Katakanlah Iqbal terlalu lebay, akan tetapi orang tua dari sepupunya ini memang seperti tokoh-tokoh di film Thriller yang menyeramkan.

"Kenapa belum pulang? Siapa yang menyuruh kamu masih di rumah saya?" Tanya Arsha yang lebih pantas dikatakan 'mengusir'.

Iqbal berdecih, "Sok iye banget aki-aki."

Arsha menghempaskan koran yang sedang ia baca, emosinya kembali naik.

"Apa? Gak sopan banget ya kamu." Balas Arsha tajam.

Iqbal memilih untuk tak peduli dan berjalan pelan ke halaman rumah. Ia tak ingin berlama-lama di rumah menyeramkan ini dan menghadapi Arsha yang menurutnya menyebalkan.

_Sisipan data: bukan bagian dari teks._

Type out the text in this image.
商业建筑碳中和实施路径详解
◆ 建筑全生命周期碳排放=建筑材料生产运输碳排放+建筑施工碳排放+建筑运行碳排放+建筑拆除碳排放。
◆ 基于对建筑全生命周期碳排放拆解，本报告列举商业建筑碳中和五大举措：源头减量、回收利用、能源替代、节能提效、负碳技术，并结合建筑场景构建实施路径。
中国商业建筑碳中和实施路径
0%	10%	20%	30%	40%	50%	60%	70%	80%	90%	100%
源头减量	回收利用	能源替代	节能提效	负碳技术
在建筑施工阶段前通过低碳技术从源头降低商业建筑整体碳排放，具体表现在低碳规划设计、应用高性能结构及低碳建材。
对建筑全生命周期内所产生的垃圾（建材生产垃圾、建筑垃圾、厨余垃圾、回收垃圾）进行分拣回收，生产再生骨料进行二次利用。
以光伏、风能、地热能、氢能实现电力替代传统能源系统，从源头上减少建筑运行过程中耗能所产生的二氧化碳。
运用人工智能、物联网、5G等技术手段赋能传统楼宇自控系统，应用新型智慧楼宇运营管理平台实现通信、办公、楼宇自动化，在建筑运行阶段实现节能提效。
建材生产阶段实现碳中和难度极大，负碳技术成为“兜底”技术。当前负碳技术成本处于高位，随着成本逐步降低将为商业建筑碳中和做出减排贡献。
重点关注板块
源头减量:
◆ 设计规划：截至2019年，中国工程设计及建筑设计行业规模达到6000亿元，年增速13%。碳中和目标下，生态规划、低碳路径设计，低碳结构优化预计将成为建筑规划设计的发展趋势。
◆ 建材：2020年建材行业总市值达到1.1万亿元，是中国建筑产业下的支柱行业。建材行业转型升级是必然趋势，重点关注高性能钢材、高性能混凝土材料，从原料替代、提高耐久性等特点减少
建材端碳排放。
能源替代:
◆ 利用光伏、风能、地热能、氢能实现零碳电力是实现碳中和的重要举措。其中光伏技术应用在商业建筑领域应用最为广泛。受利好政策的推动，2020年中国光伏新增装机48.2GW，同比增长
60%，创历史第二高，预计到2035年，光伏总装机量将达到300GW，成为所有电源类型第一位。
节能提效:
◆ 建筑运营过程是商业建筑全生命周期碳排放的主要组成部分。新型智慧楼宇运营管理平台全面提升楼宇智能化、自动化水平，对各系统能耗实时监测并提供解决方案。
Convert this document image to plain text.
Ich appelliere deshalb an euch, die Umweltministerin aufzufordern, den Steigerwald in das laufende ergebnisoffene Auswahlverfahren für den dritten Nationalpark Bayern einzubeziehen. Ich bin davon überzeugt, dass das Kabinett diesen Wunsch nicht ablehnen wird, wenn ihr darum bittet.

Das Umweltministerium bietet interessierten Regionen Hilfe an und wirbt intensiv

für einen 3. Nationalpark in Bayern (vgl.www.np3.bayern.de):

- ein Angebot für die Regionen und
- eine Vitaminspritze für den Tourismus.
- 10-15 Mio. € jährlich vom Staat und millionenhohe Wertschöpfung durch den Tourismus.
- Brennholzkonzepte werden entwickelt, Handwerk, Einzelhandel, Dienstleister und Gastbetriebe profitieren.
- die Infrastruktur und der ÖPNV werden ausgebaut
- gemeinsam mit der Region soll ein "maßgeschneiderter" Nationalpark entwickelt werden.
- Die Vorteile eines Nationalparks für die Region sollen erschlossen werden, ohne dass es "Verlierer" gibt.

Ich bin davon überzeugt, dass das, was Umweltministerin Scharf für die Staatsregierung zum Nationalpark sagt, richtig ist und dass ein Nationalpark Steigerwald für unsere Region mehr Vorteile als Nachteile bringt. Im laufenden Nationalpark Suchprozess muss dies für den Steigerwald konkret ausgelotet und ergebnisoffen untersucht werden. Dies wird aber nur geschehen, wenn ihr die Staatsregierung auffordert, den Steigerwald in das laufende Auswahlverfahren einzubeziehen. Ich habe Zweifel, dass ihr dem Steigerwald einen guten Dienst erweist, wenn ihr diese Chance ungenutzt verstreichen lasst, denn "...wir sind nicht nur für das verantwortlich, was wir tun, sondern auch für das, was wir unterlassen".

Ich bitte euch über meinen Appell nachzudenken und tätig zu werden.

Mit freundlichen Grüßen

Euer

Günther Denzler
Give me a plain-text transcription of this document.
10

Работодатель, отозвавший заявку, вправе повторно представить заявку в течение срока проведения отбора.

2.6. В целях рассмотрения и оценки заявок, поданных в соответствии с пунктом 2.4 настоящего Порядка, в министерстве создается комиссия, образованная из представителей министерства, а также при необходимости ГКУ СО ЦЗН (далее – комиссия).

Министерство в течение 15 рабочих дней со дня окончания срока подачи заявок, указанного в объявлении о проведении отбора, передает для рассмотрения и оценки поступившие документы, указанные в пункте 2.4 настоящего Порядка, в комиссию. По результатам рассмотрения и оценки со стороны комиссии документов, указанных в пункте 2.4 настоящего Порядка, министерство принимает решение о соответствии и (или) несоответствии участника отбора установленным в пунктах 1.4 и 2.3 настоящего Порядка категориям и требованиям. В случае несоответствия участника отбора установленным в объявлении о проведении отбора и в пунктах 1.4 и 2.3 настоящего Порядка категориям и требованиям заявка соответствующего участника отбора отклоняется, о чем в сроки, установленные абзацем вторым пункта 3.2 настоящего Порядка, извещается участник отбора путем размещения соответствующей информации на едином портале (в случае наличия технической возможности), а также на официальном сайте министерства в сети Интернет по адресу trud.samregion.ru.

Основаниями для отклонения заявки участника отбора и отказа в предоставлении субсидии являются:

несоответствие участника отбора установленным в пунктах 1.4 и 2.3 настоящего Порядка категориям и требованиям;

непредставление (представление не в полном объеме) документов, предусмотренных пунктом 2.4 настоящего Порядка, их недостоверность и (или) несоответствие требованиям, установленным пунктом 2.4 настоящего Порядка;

Iqbal mengendarai motornya tanpa berpamitan apapun kepada sang pemilik rumah. Motornya melaju dengan kecepatan tinggi hingga menjauh dari rumah Lala dengan cepat.

Dalam perjalanan, Iqbal berpapasan dengan Bian yang menyalip motornya. Motor itu melaju dengan kecepatan yang lebih tinggi dari Iqbal sampai-sampai Iqbal kehilangan jejaknya.

"Gila ya tu anak, mau mati apa gimana? Bawa motor kayak lagi balapan."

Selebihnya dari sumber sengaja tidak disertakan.